FOLHA DE SP - 22/01
Na teoria e na prática, o conflito israelense-palestino mudou de natureza - e mudou para pior
LONDRES - É um hábito meu: entro na livraria Foyles, de Charing Cross, subo ao segundo piso e encaminho-me para as estantes sobre o conflito israelense-palestino. Gosto sempre de ver quais são as últimas modas do momento.
Durante anos, o cenário era o mesmo: havia livros pró-Israel; havia livros pró-Palestina.
Mas, em todos eles, existia sobretudo uma finalidade comum: a existência de dois Estados, com fronteiras seguras e reconhecidas, e com Jerusalém como capital partilhada.
A diferença estava apenas na atribuição de culpas: para uns, era Israel que não aceitava os dois Estados; para outros, eram os palestinos. Mas o paradigma dos dois Estados era a linguagem de ambas as partes.
Claro que, por cima de tudo isso, pairava o problema dos refugiados palestinos das guerras de 1948 e 1967. Para os palestinos, os refugiados (e os filhos dos filhos dos refugiados) deveriam regressar para Israel.
Para os israelenses, seria impensável aceitar o retorno de 4 milhões de palestinos a um Estado especificamente judaico.
Mas até aqui havia propostas de compromisso: alguns refugiados regressariam a Israel (ao abrigo de programas de reunificação familiar); outros seriam indenizados por suas perdas em 1948 e 1967; mas a maioria teria um novo lar em uma nova Palestina.
Fosse como fosse, repito: a cartilha do debate continuava a ser a resolução 181 das Nações Unidas recomendando o estabelecimento de dois Estados; e uma Palestina independente existiria em Gaza e na Cisjordânia, dentro das fronteiras pré-1967. Só faltava saber como chegar lá.
Algo mudou entretanto. E o que mudou foi a conversa dos dois Estados. São vários os livros que começam com o abandono da premissa. E, como bem notou a revista "The Economist" na mais recente edição, esse abandono teórico apenas reflete a situação vivida no terreno.
Para os palestinos "moderados", e mesmo para alguns israelenses progressistas, se a solução dos dois Estados falhou continuamente, talvez seja a altura de pensar um único Estado binacional para judeus e árabes. Uma ambição estimável, sem dúvidas, sobretudo se esquecermos as lições da Iugoslávia pós-Tito. Ou, melhor ainda, do Líbano "multiétnico" ali tão perto.
Para os palestinos radicais, o problema dos dois Estados nem sequer é político. É sacrílego. Como disse recentemente Khaled Meshaal, líder do Hamas, a Palestina pertence aos palestinos -e apenas aos palestinos. Israel, em suma, deve ser riscado do mapa.

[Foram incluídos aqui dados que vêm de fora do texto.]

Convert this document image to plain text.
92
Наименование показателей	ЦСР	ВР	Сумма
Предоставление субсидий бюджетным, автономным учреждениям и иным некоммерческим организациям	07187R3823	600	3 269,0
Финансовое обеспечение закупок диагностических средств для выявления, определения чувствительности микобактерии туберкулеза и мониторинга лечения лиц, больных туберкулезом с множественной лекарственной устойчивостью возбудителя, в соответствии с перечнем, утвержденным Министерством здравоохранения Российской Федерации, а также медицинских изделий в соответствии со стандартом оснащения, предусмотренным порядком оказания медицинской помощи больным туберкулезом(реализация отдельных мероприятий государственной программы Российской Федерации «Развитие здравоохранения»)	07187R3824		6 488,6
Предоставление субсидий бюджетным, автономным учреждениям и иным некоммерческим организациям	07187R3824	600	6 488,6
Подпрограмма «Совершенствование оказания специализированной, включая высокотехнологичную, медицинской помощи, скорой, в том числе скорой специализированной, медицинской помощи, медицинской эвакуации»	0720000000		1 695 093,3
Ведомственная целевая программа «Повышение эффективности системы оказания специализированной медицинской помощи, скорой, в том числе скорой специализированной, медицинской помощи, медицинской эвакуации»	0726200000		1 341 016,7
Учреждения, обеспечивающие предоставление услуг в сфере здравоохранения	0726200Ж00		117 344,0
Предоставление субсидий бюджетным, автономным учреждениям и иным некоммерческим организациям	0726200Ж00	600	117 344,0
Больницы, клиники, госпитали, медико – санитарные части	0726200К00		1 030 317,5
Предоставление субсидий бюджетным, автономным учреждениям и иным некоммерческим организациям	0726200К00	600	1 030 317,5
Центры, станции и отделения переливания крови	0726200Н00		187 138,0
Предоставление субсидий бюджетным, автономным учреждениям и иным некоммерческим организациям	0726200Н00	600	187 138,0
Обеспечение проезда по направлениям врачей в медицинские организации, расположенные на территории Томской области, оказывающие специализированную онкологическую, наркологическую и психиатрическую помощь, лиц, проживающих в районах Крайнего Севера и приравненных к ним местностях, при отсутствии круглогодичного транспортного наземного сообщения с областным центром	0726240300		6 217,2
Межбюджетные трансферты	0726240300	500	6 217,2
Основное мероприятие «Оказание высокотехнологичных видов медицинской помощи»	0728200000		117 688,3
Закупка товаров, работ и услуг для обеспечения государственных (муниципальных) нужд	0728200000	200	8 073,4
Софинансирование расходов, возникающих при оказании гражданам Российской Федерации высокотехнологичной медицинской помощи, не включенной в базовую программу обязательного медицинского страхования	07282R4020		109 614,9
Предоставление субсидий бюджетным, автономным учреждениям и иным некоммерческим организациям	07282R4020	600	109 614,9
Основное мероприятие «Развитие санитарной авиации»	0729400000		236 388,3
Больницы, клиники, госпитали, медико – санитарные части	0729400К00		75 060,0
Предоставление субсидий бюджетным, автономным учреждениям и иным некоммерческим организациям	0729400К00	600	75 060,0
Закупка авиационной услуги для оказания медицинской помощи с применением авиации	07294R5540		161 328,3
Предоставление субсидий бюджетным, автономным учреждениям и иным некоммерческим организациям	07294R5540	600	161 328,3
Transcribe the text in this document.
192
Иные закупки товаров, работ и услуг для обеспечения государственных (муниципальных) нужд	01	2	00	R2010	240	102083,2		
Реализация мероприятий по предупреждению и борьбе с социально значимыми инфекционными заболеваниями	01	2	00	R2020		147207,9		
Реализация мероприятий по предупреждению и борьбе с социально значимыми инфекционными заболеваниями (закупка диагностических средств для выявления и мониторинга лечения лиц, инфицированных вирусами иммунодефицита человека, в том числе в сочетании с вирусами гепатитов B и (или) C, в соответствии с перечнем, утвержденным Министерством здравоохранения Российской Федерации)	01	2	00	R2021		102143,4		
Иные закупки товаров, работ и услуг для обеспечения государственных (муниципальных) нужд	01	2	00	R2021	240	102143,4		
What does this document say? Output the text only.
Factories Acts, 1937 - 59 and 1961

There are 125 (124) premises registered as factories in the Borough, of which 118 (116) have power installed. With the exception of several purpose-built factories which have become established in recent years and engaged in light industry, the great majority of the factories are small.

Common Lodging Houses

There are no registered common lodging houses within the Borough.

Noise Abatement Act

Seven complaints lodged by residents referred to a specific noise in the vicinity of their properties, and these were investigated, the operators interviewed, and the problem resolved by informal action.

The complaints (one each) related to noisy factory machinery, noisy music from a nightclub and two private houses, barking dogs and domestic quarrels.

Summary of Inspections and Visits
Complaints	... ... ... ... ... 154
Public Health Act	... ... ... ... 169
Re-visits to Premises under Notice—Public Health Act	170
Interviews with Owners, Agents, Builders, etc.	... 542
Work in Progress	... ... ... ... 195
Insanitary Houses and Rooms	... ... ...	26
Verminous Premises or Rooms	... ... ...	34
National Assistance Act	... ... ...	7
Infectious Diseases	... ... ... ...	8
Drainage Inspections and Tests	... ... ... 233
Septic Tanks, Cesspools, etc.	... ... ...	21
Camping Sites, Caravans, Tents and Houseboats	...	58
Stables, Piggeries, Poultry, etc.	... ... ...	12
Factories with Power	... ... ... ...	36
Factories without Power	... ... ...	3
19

Para os israelenses, vira o disco e toca o mesmo: a quimera dos dois Estados pode fazer sentido em livros de história.
Mas, na prática, essa quimera morreu em 2000 quando Arafat recusou o pacote completo: um Estado palestino independente, com Jerusalém como capital partilhada e o retorno de alguns refugiados palestinos a Israel.
Esse funeral foi seguido por outro, ainda mais brutal: em 2005, Ariel Sharon retirava unilateralmente Israel de Gaza. O passo poderia ser o início de um retirada posterior da Cisjordânia, entregando aos palestinos a autonomia dos territórios e abrindo caminho a um Estado independente.
Azar: com a emergência do Hamas em Gaza em 2006; com a guerra civil "de fato" entre várias facções palestinas em 2007; e com os foguetes do Hamas a atingir território israelense com sazonal regularidade, a retirada da Cisjordânia ficou adiada "sine die". E, com ela, qualquer possibilidade de dois Estados soberanos e independentes. Os assentamentos na Cisjordânia são apenas a cereja no topo do bolo.
Hoje, quando os israelenses forem às urnas, eles não irão apenas dar a vitória a Benjamin Netanyahu e reforçar a direita integrista de Naftali Bennett. Eles vão enterrar de uma vez por todas a conversa gasta dos dois Estados, que nenhuma das partes está mais disposta a aceitar.
Na teoria e na prática, o conflito israelense-palestino mudou de natureza -e mudou para pior. Alguém deveria informar o pessoal da livraria Foyles que existem estantes inteiras de livros sobre a matéria que hoje só fazem sentido no latão do lixo.